À l’heure où l’image se substitue à l’écrit, le succès du salut fasciste et de sa variante nazie nous (re)saute aux yeux. Pas un hasard, explique Martin Winckler, professeur d’humanités médicales à la George Mason University à Montréal : « Le salut est devenu populaire pour la première fois dans les productions scéniques et le cinéma muet, lorsque les films ont commencé à utiliser ce geste dans des drames costumés se déroulant dans la Rome antique, en Grèce et en Égypte. Pourquoi ? Parce qu’en l’absence de son, les gestes dramatiques et ce que nous considérons aujourd’hui comme du sur-jeu étaient souvent la règle. Les gestes de salut ne faisaient pas exception. » À l’instar de Dieudonné avec sa quenelle, ce salut nazi inversé, le geste de Musk remplit une fonction : repousser les limites et ouvrir encore un plus grand la fenêtre d’Overton, cette allégorie des pratiques, idées et opinions désignées comme acceptables dans une société donnée. Il y a dix années de cela, la possibilité de revoir ce geste s’imposer dans la sphère publique paraissait hautement improbable.

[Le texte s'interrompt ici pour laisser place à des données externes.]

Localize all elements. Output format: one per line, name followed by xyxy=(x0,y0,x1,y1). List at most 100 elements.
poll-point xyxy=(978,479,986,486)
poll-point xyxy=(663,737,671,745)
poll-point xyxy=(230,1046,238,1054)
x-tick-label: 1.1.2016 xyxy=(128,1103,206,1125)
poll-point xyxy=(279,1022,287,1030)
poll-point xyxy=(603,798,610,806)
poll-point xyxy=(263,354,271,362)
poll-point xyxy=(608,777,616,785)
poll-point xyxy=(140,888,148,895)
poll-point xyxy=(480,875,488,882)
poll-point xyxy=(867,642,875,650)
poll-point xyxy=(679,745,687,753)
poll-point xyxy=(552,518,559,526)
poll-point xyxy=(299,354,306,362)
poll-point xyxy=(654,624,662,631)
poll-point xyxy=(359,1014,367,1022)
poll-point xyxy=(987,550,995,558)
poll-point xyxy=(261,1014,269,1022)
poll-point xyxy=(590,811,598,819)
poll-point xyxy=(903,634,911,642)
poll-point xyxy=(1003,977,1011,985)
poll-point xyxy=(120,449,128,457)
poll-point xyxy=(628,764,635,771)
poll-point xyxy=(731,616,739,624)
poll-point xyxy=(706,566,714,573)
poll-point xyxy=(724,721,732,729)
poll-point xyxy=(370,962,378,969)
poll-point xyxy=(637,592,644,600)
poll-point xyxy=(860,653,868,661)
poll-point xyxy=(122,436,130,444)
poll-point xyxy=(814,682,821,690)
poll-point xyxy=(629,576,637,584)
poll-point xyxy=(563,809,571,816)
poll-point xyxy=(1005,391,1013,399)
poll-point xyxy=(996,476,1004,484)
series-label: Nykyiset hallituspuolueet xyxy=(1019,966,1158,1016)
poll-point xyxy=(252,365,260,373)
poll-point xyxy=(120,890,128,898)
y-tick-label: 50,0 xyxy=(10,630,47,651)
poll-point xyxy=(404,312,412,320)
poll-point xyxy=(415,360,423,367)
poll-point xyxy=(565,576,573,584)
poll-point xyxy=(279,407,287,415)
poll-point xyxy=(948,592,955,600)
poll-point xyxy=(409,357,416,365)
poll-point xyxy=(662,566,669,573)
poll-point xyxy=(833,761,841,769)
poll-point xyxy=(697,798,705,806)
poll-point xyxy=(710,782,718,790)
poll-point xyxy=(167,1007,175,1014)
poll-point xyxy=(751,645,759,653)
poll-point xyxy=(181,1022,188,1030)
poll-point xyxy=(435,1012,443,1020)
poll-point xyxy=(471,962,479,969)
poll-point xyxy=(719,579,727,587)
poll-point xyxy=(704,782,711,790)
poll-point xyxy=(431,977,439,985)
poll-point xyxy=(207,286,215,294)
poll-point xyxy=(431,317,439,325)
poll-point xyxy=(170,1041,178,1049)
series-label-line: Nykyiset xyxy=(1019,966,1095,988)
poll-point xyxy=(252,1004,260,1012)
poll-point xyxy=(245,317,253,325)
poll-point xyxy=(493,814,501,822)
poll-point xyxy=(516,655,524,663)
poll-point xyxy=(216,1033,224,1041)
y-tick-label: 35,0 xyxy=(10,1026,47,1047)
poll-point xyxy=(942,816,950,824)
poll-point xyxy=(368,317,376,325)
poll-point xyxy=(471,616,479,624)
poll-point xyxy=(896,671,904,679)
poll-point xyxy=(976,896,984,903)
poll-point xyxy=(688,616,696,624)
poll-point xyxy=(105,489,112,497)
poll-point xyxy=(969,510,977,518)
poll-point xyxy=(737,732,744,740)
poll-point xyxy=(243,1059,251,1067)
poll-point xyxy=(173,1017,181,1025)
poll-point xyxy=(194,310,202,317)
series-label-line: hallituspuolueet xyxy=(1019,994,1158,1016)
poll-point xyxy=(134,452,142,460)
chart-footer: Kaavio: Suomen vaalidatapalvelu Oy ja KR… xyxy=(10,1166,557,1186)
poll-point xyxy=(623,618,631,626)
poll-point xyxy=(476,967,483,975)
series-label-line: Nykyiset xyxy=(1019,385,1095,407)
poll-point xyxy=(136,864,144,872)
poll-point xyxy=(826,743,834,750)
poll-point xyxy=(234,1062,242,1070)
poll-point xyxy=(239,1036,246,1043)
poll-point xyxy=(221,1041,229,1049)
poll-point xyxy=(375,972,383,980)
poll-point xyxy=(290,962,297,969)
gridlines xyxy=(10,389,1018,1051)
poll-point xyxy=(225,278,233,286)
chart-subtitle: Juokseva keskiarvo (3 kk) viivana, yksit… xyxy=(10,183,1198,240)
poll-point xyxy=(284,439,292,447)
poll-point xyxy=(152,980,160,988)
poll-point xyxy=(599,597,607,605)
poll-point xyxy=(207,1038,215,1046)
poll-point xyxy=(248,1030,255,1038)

Désormais dans un nombre croissant de rassemblements et visible à longueur de vidéo, le salut fasciste devient un nouveau marqueur de la grande confusion sociétale et politique. En Amérique, depuis des années déjà, les digues tombent une à une. Le nazisme d’atmosphère serait-il en passe de devenir une perspective séduisante ? À voir Kanye West remettre au gout du jour la croix gammée nazie, on pourrait s’en convaincre.